В Москве же на пятьдесят втором году жизни пришлось волей-неволей все чаще обращаться к врачам. В ту пору там проездом оказался профессор А. Л. Каценович. Юсупов как-то прослышал о приезде Александра Львовича и сразу же пригласил его к себе на дачу. Профессор по понятным причинам был растроган. Кстати, он, находя в этом свой долг, не преминул осмотреть Юсупова, хотя был зван не как врач, а как старый друг — к обеду. По совету Каценовича Усман Юсупович, привыкший прислушиваться к нему, согласился обратиться к хирургам. Вскоре Юсупову была сделана операция на щитовидной железе, и теперь уже без былого сопротивления медицинским предписаниям, сознавая печальную необходимость лечения, он отправился во второй раз в жизни на курорт. Вместе с ним была и Юлия Леонидовна. Беспокоился все же о своем министерстве. Звонил по три раза на дню и требовал, чтоб сообщали о самом важном ему. Гулял по аллеям, усыпанным похрустывающим красным песком, незаметно спускавшимся к морю. Оно стояло бутылочного цвета стеной, подпирающей синее небо с курчавой отарой быстро бегущих по нему забавных маленьких облаков. С пляжа доносились крики беспечных купальщиков и радиомузыка. Юсупов, шумно дыша, повернул направо, на дорогу, поднимающуюся вверх.
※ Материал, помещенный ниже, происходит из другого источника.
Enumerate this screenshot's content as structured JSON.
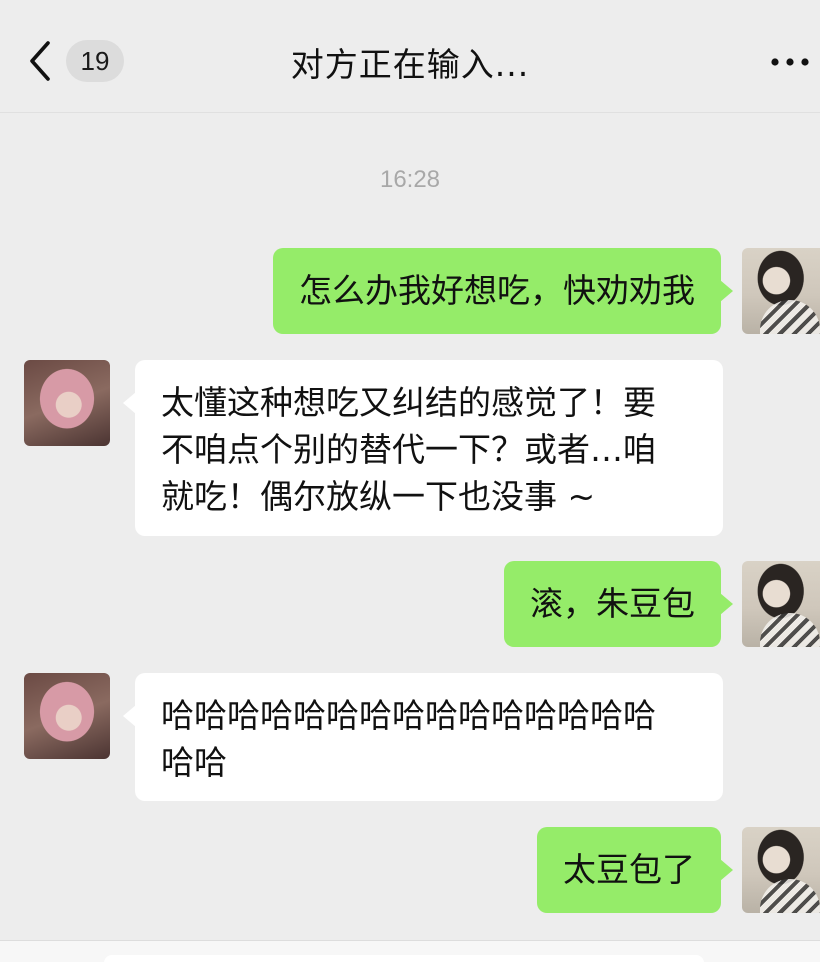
{
  "header": {
    "unread_count": "19",
    "title": "对方正在输入...",
    "back_icon": "chevron-left-icon",
    "more_icon": "ellipsis-icon"
  },
  "timestamp": "16:28",
  "messages": [
    {
      "sender": "me",
      "text": "怎么办我好想吃，快劝劝我"
    },
    {
      "sender": "other",
      "lines": [
        "太懂这种想吃又纠结的感觉了！要",
        "不咱点个别的替代一下？或者…咱",
        "就吃！偶尔放纵一下也没事 ~"
      ]
    },
    {
      "sender": "me",
      "text": "滚，朱豆包"
    },
    {
      "sender": "other",
      "lines": [
        "哈哈哈哈哈哈哈哈哈哈哈哈哈哈哈",
        "哈哈"
      ]
    },
    {
      "sender": "me",
      "text": "太豆包了"
    }
  ],
  "colors": {
    "background": "#ededed",
    "my_bubble": "#95ec69",
    "other_bubble": "#ffffff",
    "timestamp": "#a8a8a8"
  }
}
Она была обсажена кипарисами, ряды их плавно изгибались, повторяя профиль пути. Он остановился, с трудом втиснувшись между двух стволов; вопреки замыслу садовника рядом со старым деревом поднялось, от случайного побега наверное, тонкое деревце. Его пожалели, не стали рубить, и оно выросло довольно высоко, так, что уже доставало тонкими глянцевыми листьями до кроны большого кипариса, но было все же что-то жалкое в том, как тянулись вверх, словно собрав последние силы, редкие ветви.